Personal life
- Born: Aleppo, Syria
- Education: Hagazian College Near East School of Theology

Religious life
- Religion: Christianity
- Denomination: National Evangelical Synod of Syria and Lebanon

= Riad Jarjour =

Syrian clergyman

Riad Jarjour (رياض جرجور) (born 1948) is a Syrian Christian clergyman who served as General Secretary of the Middle East Council of Churches between 1994 and 2003. He was born in Aleppo and grew up in the city of Homs.

He is associated with the Presbyterian Church.

==Biography==
While in high school, he spent a year in Green Bay, Wisconsin as an exchange student. He completed his B.A. degree at Hagazian College and M.Div. at the Near East School of Theology, both in Beirut, Lebanon, and in 1978 was ordained a minister in the Evangelical Synod of Syria and Lebanon.

Further studies include an STM degree in Islamic studies from the Near East School of Theology, and a D.Min. degree at McCormick Theological Seminary, Chicago, Ill. A chaplain in South Lebanon for several years, he joined the Middle East Council of Churches (MECC) in 1978 as Director of the Youth Program, and in 1983 became co-director, with his wife, Roseangela, of the Ayia Napa Conference Center in Ayia Napa, Cyprus. Roseangela went on to become General Secretary of the Fellowship of Middle East Evangelical Churches.

In 1985 he was named Associate General Secretary of the MECC and Director of its Unit on Education and Renewal. The MECC became increasingly involved in Christian-Muslim dialogue under the Rev. Jarjour's leadership.

Jarjour is the general secretary of the Arab Group for Muslim-Christian Dialogue.

In 2024 he is the president of the Forum for Development, Culture and Dialogue.

==Legacy==
During his nine-year tenure with the MECC, Jarjour brought the council's program closer to the grass roots of the churches, and rationalized its structure. He maintained the council's ministries despite shrinking financial resources. He also worked to strengthen the ministry of the council among its member churches and especially in the Holy Land. He supported the cause of the Palestinian people, and advocated for the preservation of the Arab identity of Jerusalem.

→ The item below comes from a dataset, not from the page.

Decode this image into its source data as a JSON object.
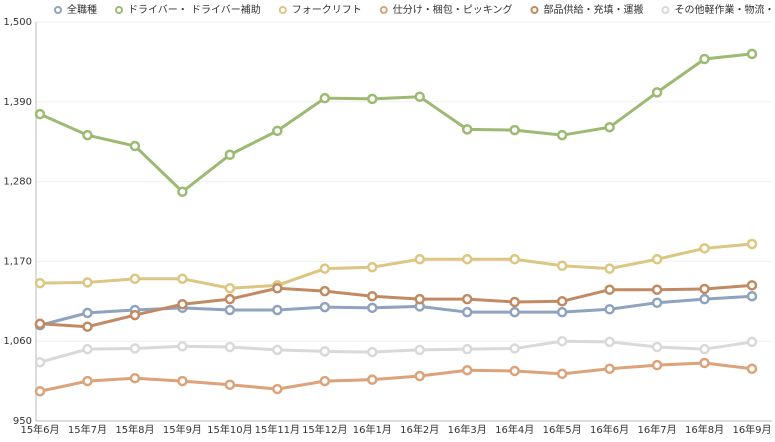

He has organized and led several events like the Muslim-Christian conference on Jerusalem (Beirut, June 14–17, 1996). Over the years, the council's role as the venue for communication between middle eastern Christians and Muslims was enhanced. Jarjour was among the contributors to and editors of the landmark document of the Arab Working Group for Christian Muslim Dialogue, “Dialogue and Coexistence: An Arab Muslim-Christian Covenant” (finalized in Cairo in December 2001).

Jarjour was instrumental in planning and administering an important meeting between the heads of the Middle East's churches (Council of Nicosia). Under his administration, the council's relief work in Iraq continued to be effective. The council was also on the ground to respond to the 1997 earthquake in Iran. He administered the program on Justice, Peace and Human Rights which evolved into an effective instrument for analysis, training and promoting the concerns not only of Christians but of all groups in middle eastern society.

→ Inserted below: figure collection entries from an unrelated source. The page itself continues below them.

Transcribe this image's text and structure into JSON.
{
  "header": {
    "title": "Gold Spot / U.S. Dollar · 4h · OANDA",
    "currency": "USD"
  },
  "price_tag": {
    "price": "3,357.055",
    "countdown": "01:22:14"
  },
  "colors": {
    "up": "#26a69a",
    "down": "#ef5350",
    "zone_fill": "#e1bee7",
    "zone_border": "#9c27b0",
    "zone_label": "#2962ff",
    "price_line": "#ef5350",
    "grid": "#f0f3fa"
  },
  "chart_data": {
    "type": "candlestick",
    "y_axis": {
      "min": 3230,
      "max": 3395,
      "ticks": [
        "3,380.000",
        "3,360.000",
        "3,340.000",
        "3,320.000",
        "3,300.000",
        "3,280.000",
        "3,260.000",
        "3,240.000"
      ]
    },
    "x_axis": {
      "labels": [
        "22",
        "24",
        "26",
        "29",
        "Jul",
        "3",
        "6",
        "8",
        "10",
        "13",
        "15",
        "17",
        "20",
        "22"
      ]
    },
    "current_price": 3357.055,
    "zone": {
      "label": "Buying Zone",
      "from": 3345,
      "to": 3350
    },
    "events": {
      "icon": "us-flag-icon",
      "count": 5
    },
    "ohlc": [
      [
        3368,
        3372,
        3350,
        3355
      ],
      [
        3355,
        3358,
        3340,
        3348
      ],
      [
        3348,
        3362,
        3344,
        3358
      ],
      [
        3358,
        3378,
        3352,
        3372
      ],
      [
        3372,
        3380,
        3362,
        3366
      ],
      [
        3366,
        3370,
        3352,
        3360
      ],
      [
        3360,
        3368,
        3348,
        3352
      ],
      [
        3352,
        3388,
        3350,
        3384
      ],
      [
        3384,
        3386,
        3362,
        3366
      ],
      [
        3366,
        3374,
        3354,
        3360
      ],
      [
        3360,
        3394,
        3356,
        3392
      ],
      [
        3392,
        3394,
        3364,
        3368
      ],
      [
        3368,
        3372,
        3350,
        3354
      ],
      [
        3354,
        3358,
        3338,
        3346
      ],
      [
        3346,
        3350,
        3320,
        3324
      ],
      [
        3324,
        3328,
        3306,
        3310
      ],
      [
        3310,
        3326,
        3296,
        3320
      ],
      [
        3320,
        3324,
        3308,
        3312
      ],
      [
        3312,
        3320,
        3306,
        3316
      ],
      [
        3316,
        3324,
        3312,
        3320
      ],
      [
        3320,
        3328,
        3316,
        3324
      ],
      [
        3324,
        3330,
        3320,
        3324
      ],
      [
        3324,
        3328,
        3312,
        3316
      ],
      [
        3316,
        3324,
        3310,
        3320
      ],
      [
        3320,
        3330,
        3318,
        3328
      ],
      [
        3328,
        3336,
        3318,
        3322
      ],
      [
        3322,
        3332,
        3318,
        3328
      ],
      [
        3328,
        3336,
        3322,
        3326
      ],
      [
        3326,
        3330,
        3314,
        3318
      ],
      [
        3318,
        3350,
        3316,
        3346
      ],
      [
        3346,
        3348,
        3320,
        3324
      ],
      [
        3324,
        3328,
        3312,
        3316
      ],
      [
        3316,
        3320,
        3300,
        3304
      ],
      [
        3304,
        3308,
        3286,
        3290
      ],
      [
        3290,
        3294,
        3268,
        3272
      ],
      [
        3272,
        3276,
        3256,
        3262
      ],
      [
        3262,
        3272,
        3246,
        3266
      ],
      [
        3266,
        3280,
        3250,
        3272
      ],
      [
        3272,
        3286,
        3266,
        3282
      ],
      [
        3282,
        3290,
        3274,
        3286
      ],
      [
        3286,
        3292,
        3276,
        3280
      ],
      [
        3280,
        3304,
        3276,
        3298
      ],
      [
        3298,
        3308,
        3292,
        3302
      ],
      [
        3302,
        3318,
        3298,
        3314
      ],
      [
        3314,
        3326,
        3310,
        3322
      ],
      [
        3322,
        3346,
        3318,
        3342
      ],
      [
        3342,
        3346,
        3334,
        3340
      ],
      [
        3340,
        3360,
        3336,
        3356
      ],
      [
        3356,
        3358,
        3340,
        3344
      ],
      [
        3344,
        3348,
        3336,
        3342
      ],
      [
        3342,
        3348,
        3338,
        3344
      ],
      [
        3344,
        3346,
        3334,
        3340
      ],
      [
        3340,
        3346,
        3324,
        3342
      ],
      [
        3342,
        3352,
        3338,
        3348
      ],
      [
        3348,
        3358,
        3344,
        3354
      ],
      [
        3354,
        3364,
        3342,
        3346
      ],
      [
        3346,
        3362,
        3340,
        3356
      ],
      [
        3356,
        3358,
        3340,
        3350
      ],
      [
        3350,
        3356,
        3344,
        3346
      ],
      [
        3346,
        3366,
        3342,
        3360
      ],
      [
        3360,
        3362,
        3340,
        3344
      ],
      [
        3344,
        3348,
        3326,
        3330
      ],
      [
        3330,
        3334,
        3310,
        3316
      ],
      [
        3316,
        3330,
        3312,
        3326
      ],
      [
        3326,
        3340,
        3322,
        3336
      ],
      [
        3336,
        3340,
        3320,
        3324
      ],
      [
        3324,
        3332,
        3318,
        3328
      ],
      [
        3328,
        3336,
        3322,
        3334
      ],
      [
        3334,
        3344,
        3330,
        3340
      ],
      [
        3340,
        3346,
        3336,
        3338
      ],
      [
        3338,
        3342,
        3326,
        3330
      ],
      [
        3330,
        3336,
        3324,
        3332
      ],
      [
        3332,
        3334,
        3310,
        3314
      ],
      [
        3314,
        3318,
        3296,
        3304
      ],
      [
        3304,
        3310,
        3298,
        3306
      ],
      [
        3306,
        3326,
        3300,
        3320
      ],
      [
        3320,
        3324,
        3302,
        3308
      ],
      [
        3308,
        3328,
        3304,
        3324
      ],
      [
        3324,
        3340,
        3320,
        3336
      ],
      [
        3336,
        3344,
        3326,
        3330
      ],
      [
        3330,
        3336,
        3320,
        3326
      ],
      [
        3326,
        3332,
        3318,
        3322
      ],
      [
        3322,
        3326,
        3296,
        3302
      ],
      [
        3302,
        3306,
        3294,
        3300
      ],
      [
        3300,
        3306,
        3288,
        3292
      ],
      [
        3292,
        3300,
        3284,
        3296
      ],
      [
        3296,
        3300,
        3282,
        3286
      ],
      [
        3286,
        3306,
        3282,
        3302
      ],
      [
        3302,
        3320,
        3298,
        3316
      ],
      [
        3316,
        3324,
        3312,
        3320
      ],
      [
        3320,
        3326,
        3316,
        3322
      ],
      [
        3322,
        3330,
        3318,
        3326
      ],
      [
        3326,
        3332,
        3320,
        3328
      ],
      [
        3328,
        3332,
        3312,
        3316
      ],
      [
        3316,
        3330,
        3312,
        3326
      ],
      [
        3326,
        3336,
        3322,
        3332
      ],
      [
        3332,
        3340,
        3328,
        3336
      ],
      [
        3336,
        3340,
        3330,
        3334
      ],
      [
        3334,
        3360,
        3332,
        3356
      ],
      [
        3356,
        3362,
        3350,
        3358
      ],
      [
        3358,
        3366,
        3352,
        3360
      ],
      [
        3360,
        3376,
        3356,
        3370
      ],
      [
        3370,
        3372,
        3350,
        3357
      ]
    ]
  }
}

Jarjour led the Arab Group for Christian-Muslim Dialogue on activities in the region and internationally, which culminated in an important document on Christian Muslim dialogue (The Christian Muslim covenant). He also developed the activities of the World Association for Christian Communication in the Middle East during his time as director.

He contributed an essay to the publication, Who are the Christians in the Middle East.